В основе картины мира Кастеллса лежит новый образ общества. Глобальная экономика и международный финансовый рынок привели к формированию нового общества, в котором власть принадлежит не элитам национальных государств, а безличным и нематериальным силам, электронным импульсам, в которые превратились современные деньги, большая часть которых давно уже не в золоте и не на бумаге, а на электронных счетах. Современные финансовые потоки не знают границ и национальностей – они стали безличной нервной системой мировой экономики, реакциями которой пытаются манипулировать многочисленные игроки, но предсказать поведение которой не может никто. Финансовые операции происходят в доли секунды. Достаточно минуты для того, чтобы процветающая экономика страны или целого региона коллапсировала в результате финансового кризиса, если деньгам вздумается уйти с рынка.

Структура новой экономики не похожа на индустриальную. Вместо иерархических корпораций и национальных государств она состоит из огромного количества экономических агентов, организация которых по форме напоминает сеть, в которую объединены центры управления и исследовательские центры, высокотехнологичные производства и сборочные подразделения. География размещения предприятий определяется их ролью в производственном процессе – высокотехнологичные предприятия тяготеют к центрам инновации[4], сборочные цехи – к точкам сбыта продукции. Роль центров управления и инноваций досталась нескольким новым агломерациям (например, Силиконовой долине) и традиционным мегаполисам. Новая экономика – это, прежде всего городская экономика, в которой были заново открыты города-государства. Производительные силы востребуются городами, когда это необходимо и где это необходимо.

Транснациональные корпорации породили новую интернациональную конкуренцию на рынке труда, которая подрывает одно из важнейших достижений позднего индустриального общества – государство всеобщего благосостояния. Фактически рабочая сила делится на тех, кто способен к обучению, и тех, кто может выполнять только определенные операции – что ставит под вопрос будущее массового среднего класса, на котором основывалась стабильность послевоенной политической системы. По мере того, как происходит индивидуализация условий найма рабочей силы и автоматизация производств, незаменимые высококвалифицированные специалисты (а таких не больше трети) сохраняют или улучшают условия контрактов, тогда как «синие» и, частично, «белые воротнички» (не говоря уже о разнорабочих) оказываются в невыигрышном положении на рынке труда, на котором их больше не может защитить рабочая солидарность – ее больше не существует.

Конкуренция на рынке капиталов и валют, а также разница между глобальным характером деятельности транснациональных корпораций и локальным налогообложением лишает национальное государство пространства для маневра.
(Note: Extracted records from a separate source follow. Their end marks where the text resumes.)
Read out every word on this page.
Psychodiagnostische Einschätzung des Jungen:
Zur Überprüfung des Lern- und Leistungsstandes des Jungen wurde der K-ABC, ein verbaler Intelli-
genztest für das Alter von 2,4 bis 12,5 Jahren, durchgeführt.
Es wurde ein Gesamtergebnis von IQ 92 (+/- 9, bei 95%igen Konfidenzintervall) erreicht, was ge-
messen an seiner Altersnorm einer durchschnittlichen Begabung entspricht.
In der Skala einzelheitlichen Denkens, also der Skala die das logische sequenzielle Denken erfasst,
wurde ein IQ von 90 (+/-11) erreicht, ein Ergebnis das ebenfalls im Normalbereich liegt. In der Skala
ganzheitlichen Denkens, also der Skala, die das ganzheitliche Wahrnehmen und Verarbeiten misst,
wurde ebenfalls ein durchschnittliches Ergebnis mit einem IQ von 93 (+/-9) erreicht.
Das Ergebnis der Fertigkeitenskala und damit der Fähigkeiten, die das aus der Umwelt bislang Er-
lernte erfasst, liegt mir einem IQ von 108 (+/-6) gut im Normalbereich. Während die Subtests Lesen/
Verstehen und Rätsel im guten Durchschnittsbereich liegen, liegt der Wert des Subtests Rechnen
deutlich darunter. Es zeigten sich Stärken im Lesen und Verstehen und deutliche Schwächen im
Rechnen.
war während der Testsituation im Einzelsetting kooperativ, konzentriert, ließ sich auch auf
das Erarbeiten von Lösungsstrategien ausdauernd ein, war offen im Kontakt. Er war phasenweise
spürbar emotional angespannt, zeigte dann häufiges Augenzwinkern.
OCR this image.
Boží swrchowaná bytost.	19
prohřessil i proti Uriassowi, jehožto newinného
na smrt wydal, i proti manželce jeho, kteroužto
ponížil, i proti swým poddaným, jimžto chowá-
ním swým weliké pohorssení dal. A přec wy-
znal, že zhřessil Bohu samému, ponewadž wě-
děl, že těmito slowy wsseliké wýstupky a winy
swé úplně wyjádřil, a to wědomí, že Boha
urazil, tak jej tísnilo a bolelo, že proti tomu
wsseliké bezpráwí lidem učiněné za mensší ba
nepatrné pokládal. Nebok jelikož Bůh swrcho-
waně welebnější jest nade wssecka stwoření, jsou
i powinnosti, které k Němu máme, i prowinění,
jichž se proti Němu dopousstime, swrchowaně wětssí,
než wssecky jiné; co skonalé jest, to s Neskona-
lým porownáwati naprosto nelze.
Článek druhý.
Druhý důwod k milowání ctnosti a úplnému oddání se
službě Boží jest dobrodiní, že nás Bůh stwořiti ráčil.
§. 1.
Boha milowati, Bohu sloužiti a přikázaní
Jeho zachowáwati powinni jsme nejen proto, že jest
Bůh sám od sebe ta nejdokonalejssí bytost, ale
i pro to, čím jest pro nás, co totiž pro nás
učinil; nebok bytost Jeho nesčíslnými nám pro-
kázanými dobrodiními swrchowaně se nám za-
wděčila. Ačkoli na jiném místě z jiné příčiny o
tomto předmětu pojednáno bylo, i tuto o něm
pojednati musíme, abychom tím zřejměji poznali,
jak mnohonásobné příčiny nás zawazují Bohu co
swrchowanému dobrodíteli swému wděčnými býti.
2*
С другой стороны, национальное государство испытывает давление и изнутри – с уровня региональной власти, которой избиратель начинает доверять больше, а национальное правительство вынуждено передать часть суверенитета.

Однако это не означает, что национальное правительство вовсе лишено влияния, или в мире доминирует какая-то одна экономическая модель. Напротив, у глобальной экономики есть много моделей, определяющихся культурной спецификой стран. В Сингапуре важнейшие экономические агенты – мультинациональные корпорации, в Южной Корее – олигополистические компании, в Гонконге – малый бизнес, семейный капитал – в Италии и так далее.

Международная элита, управляющая новым сетевым обществом, глубоко интегрирована в пространство финансовых и информационных потоков. Современные элиты космополитичны, тогда как люди в большинстве своем живут в закрытых географических пространствах и национальных культурах. Поэтому чем меньше зависимость элиты от определенной культуры, чем больше ее включенность в пространство потоков информации, тем менее она подконтрольна национальным государствам и вообще каким-либо обществам.

Возникновение новой международной элиты и ее потребность в собственной территории, защищенной от проникновения извне, отражается, например, в унификации международных отелей, чей дизайн, вплоть до полотенец, должен создавать чувство знакомой среды во всем мире, одновременно абстрагируя эту среду от окружающей действительности. Ложи VIP в аэропортах во всем мире, мобильное персональное подключение к коммуникационным системам в любой точке земного шара, система бизнес-сервиса – все это является частью унифицированного образа жизни новой элиты. Джоггинг, костюм или спортивная одежда, стиль унисекс, лэптоп, осетрина с зеленым салатом символизируют одну международную субкультуру, идентичность которой устанавливается не в отношении какого-либо государства, но по факту принадлежности к элите международного информационного менеджмента.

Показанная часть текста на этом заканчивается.